President Trump’s decision to strike Syria with cruise missiles after its use of chemical weapons signals a fundamental shift in the “America First” doctrine he espoused during last year’s campaign. Unless it doesn’t.
Secretary of State Rex Tillerson and UN Amb. Nikki Haley offered different responses to that question Sunday, reflecting a lack of clarity about whether Trump is pivoting to a more expansive view of the U.S. role of the world, or simply responding in one particular case to heart-wrenching photos of “beautiful babies” dying. As the new president moves toward the 100-days milestone of his tenure at the end of the month, foreign governments, congressional leaders and even his own aides continue to search for clues to what might comprise a Trump doctrine on foreign policy.
“One strike does not a strategy make,” former CIA director David Petraeus cautioned on CNN.
The stakes ahead aren’t limited to Syria. The potential repercussions around the globe extend to how tough a line Trump might take toward North Korea for its nuclear weapons program and whether he’ll pursue warmer relations with Russia. It could affect U.S. relations with China, Iran and Europe. At home, there are political consequences after the strike brought praise from some unlikely sources — among them former Obama administration officials and such frequent GOP critics as Senate Armed Services chairman John McCain — and alarm from some who had backed his election.
“I guess Trump wasn’t ‘Putin’s puppet’ after all, he was just another deep state/Neo-Con puppet,” Paul Joseph Watson of the alt-right Infowars complained on Twitter Thursday night. “I’m officially OFF the Trump train.” (The next morning, he tweeted that he was “off the train” only on Syria policy.)
During the campaign, Trump promised to focus on defeating ISIS terrorists but to withdraw from much of the broad U.S. engagement in the world that has emerged since World War II. He had urged then-president Barack Obama specifically to stay out of Syria, arguing that its civil war shouldn’t become America’s problem.
But in remarks late Thursday from his Mar-a-Lago retreat in Florida, Trump said he ordered Tomahawk missiles launched at a Syrian airfield because it was in the “vital national security interest of the United States to prevent and deter the spread and use of deadly chemical weapons.”
So does the administration now seek the ouster of Syrian President Bashar al-Assad?
Haley said yes. “There’s not any sort of option where a political solution is going to happen with Assad at the head of the regime,” she said on CNN’s State of the Union.
Tillerson said no. “I think the president was very clear in his message to the American people that this strike was related solely to the most recent horrific use of chemical weapons against women, children, and as the president said, even small babies,” he said on ABC’s This Week. “Other than that, there is no change to our military posture.”

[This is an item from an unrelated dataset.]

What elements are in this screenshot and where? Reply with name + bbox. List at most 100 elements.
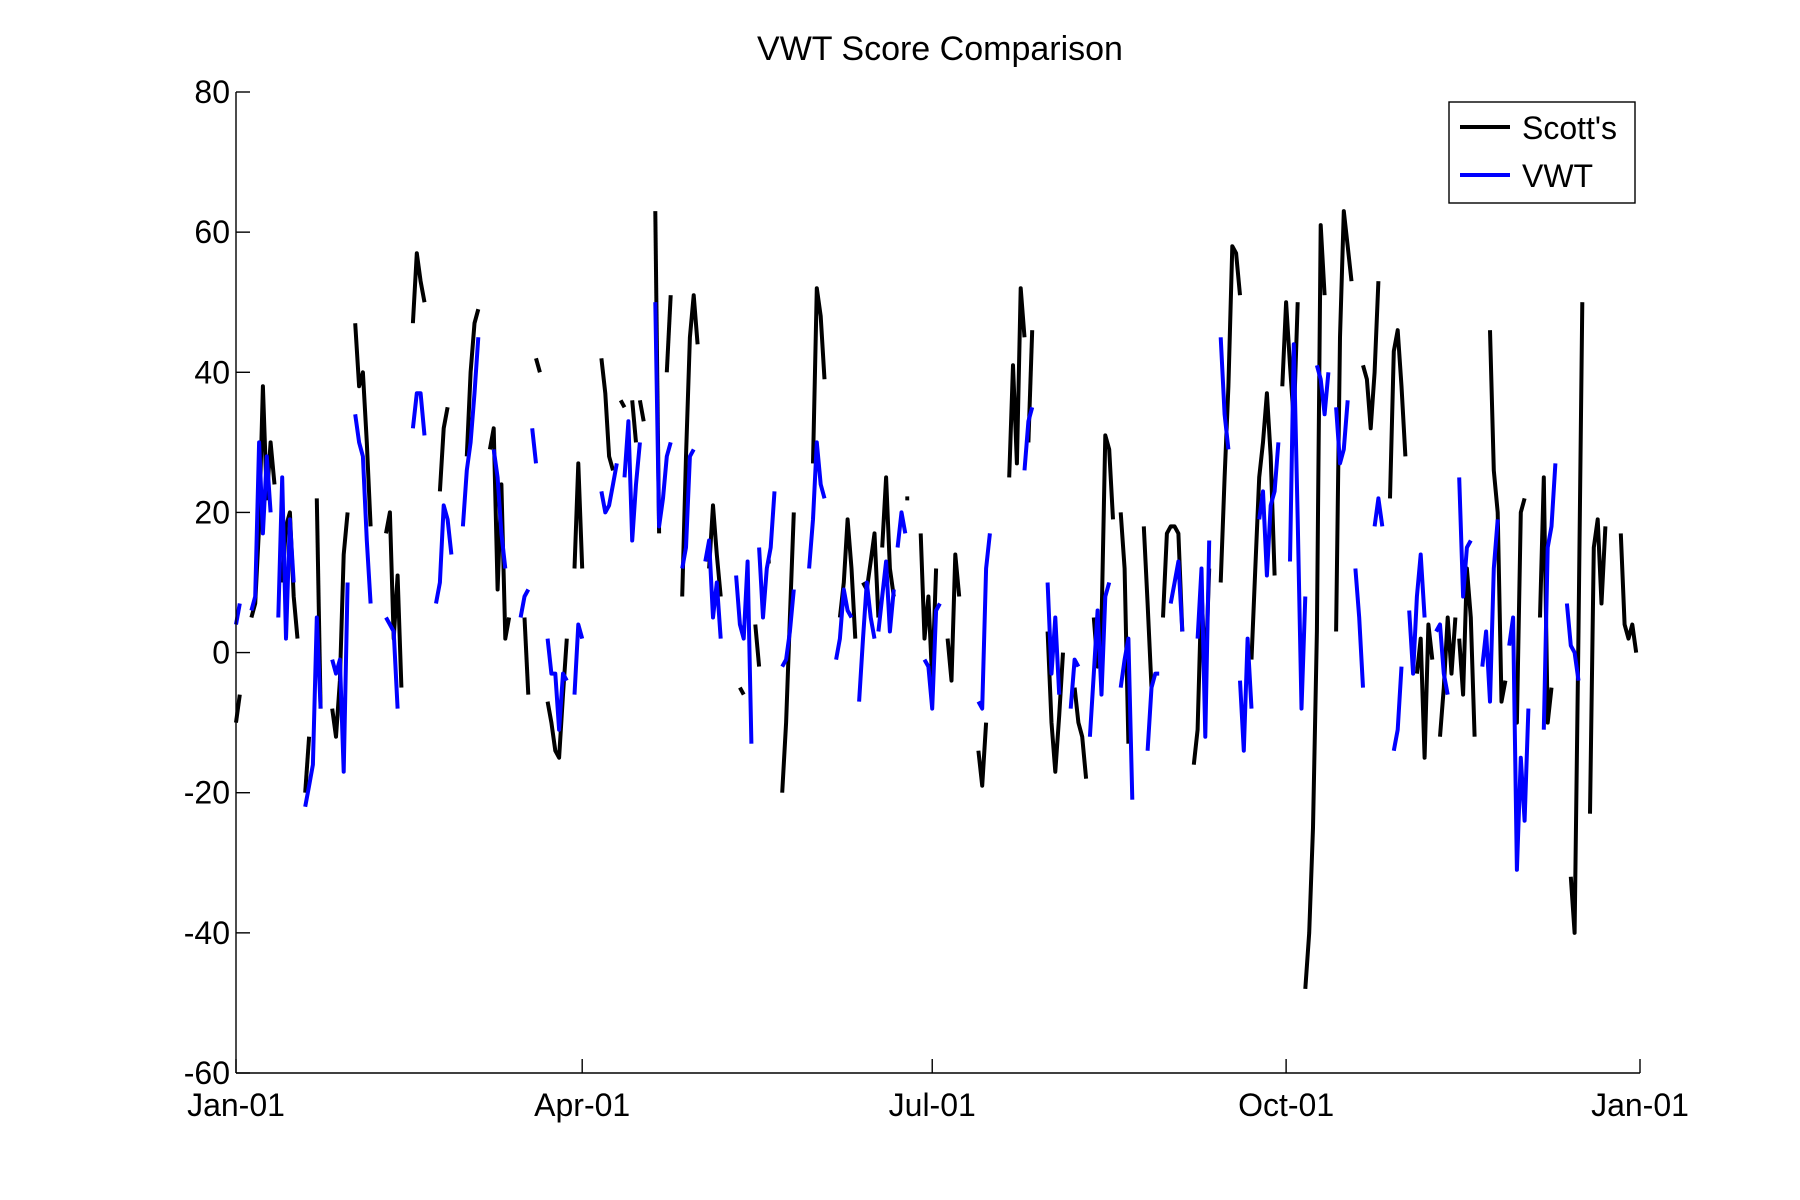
series-line-segment [437, 406, 450, 492]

The Syrian attack comes amid increasing White House activity on foreign policy. Over the past week, Trump met at the White House with Egyptian President Abdel Fattah al-Sisi, ending a freeze by the Obama administration for a leader who initially took power in a military coup. He met in Washington with Jordan’s King Abdullah II and in Florida with Chinese President Xi Jinping. Tillerson is scheduled to travel to Moscow this week.
Meanwhile, Trump has shaken up the National Security Council staff, consolidating the preeminence of national security adviser H.R. McMaster. White House strategist Steve Bannon was bumped from the so-called principals committee and K.T. McFarland is on her way out as a deputy national security adviser. She will be nominated as ambassador to Singapore instead.
McMaster declined to clarify just where the president stands on Syria, denying that Tillerson and Haley had contradicted one another. “While people are really anxious to find inconsistencies in those statements, they are in fact very consistent in terms of what is the ultimate political objective in Syria,” he insisted on Fox News Sunday. “The resolution of the conflict will entail both of the elements that you’re talking about.”
South Carolina Sen. Lindsey Graham said with a mischievous smile that listeners could chose to believe what they wished.
“Ambassador Haley just said on your program, ‘You’ll never end the war with Assad in power,'” Graham said on NBC’s Meet the Press. “So that means regime change is now the policy of the Trump administration — that’s at least what I’ve heard.”